“We all have….how you say? … Our own avenues, we go down and see and learn from. We each have our own way.”
Her slightly broken English made the phrase all the more poignant, as it tends to do. The friend, let’s call her Gina, was discussing with me the divine beauty of life’s lessons. She had learned the big ones: the importance of being true to one’s self, of being honest, of not compromising what you believe, and so much more, from the heartbreak falling in and out of love. It’s not coincidence that I had learned the same lessons from being ill, from fighting for my life. Another friend in the conversation had learned all the same from trials with her family. Gina couldn’t have said it better: we all have the opportunity to learn the deep, enthralling and profound lessons of life, and we each have our own avenues from which to do so.

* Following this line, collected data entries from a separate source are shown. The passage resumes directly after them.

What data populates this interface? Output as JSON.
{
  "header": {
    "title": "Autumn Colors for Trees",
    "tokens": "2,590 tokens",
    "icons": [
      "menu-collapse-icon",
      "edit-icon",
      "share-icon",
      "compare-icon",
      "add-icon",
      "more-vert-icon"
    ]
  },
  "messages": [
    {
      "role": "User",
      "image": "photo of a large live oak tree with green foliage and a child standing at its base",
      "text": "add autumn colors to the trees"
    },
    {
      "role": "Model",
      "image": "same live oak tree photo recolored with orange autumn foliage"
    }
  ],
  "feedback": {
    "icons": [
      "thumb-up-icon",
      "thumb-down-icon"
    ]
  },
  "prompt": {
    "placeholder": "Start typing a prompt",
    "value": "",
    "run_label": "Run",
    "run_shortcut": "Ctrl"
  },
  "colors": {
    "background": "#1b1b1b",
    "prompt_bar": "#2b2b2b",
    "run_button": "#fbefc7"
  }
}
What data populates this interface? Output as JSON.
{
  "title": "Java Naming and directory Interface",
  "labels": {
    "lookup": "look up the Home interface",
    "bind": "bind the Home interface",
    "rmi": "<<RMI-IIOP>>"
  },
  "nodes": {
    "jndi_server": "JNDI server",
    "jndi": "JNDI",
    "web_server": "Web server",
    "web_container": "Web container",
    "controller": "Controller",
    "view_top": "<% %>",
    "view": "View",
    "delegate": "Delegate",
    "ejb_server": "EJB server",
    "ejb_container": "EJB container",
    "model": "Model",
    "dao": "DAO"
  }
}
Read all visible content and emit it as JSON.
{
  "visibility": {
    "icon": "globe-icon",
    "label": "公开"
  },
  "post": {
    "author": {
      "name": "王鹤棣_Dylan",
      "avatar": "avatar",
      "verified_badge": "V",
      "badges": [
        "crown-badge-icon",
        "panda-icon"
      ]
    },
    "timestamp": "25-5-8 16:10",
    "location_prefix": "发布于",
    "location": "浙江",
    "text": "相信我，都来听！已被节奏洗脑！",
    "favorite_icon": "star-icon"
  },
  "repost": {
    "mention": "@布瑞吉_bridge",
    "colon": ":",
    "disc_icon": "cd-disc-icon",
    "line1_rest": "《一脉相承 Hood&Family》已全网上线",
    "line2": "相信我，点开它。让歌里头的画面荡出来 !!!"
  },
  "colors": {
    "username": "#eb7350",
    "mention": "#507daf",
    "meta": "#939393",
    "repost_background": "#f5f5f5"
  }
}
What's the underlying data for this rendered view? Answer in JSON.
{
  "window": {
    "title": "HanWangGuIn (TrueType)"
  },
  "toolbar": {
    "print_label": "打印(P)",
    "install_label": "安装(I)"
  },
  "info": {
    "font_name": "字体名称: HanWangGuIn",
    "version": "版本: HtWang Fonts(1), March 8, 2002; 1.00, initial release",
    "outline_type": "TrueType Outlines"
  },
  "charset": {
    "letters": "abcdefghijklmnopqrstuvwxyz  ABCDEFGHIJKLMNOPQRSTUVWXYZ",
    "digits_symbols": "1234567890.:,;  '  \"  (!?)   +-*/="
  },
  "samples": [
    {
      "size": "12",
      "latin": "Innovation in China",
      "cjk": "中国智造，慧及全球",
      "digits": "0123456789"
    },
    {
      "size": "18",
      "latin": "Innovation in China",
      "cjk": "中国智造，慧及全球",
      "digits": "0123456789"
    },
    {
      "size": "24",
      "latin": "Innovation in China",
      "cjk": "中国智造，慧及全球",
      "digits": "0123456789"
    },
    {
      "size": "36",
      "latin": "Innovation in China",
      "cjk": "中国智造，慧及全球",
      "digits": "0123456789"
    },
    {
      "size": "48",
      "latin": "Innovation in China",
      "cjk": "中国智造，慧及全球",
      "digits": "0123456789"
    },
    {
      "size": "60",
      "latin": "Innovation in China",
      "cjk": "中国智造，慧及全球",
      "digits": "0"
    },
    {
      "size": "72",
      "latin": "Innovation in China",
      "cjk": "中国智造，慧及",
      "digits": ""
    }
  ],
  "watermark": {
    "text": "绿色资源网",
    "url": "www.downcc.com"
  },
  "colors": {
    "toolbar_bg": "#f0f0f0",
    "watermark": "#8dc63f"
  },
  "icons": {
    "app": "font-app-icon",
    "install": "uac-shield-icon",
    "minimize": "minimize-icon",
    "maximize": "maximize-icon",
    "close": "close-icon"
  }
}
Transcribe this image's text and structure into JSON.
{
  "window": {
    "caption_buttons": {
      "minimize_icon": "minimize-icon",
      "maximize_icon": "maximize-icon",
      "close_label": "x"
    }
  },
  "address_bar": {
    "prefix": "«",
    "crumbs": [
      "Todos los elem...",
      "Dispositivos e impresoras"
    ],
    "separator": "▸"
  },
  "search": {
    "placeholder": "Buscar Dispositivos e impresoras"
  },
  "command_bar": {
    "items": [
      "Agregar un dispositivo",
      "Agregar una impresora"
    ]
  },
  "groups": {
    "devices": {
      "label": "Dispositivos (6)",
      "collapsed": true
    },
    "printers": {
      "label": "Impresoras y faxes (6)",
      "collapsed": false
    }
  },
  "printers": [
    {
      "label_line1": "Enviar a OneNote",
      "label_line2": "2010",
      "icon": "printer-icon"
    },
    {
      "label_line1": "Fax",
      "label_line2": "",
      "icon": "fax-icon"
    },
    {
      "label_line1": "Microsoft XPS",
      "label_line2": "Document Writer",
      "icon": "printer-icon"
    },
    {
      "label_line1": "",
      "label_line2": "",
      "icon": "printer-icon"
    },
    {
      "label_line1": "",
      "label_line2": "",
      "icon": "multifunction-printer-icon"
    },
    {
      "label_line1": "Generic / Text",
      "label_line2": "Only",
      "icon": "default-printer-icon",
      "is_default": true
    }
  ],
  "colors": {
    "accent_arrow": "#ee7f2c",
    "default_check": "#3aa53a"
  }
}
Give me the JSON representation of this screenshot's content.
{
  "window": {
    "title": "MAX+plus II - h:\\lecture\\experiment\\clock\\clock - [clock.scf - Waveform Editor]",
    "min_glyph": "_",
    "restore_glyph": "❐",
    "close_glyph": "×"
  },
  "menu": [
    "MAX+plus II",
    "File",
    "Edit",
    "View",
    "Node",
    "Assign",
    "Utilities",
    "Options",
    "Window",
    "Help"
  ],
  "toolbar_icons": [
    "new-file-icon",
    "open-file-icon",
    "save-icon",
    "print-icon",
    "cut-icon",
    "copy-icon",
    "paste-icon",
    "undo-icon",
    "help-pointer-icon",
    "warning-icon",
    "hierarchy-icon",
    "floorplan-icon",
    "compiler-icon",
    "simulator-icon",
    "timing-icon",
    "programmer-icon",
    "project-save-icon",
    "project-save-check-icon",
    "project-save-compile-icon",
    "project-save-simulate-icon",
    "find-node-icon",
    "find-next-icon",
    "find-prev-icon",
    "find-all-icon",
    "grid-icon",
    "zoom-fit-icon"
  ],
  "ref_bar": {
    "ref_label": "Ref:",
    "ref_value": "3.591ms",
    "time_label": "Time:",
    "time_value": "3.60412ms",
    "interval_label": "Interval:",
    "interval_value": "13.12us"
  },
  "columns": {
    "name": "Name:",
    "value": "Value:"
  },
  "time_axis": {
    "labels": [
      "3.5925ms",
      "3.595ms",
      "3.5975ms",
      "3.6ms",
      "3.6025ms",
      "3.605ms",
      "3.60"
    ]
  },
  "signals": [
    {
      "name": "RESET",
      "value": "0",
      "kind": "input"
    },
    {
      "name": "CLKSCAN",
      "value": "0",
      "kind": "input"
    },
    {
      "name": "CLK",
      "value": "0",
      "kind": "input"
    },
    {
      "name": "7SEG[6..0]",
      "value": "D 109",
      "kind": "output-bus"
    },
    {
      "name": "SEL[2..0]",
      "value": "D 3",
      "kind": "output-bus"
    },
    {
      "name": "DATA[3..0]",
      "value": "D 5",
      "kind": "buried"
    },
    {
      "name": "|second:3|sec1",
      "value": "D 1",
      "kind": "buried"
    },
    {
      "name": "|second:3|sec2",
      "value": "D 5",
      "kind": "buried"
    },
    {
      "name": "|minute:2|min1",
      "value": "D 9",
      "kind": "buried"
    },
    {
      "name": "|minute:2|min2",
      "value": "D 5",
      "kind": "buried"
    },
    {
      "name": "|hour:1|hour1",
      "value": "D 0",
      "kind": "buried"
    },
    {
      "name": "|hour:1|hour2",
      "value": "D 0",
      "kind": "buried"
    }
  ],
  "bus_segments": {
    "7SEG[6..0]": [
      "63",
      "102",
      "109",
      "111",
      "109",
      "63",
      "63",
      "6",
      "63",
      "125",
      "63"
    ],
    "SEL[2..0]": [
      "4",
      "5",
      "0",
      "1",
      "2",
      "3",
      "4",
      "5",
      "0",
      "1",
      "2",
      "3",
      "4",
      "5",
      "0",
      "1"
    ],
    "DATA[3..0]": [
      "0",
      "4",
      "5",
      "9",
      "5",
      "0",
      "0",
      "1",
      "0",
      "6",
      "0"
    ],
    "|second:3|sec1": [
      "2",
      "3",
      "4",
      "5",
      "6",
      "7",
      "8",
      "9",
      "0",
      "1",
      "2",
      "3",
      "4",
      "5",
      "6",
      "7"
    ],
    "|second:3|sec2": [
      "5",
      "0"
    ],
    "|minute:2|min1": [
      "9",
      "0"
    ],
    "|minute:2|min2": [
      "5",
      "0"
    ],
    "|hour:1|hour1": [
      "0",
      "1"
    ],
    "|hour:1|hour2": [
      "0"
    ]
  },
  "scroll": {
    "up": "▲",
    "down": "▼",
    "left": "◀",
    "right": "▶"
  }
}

The essential element that united us in our conclusions is this: Acceptance. That we accepted the walk down our individual avenue. Gina did not try to avoid the heartbreak from her relationships, she dived into it and explored it with each relationship, and came out stronger. I did not ignore that I was sick, I went into it with body and mind, and came out healthier. When we are presented a road of challenges ahead, we can either choose delusion, doing our best to avoid the conflict or pretend it’s not happening, or we can accept the opportunity to become happier people who are more at peace, and learn all we can from it with an open, accepting heart. Acceptance makes all the difference.
When a soldier is asked by a king to lead an army into battle, he bows, and takes to the field. He doesn’t present excuses for why he can’t be there, or why he doesn’t believe in the war. He accepts the challenge, he draws his sword, and he revels in the fact that he was charged with this duty because he is strong enough, capable enough, and brave enough – and in fact is the only one capable enough and brave enough – to fight through it and win. That is why he was asked.
The same is true for us all, on a much less terrifying scale. When life presents you with a struggle, take your sword, know that you will be bruised and cut a few times on the way, and be proud that life saw the strength and ability in you to charge you with this particular, unique, one-of-a-kind, specially-made-for-you battle. Be it love, be it illness, be it loss or gain or both.
When the fight is over, and you are conversing with the beautiful people you call friends and fellow survivors of love and life, you will be happy you conquered what you did, learned what you did, and that you are able to relate to one another on this deeper level. And they will be thankful to you for doing the same.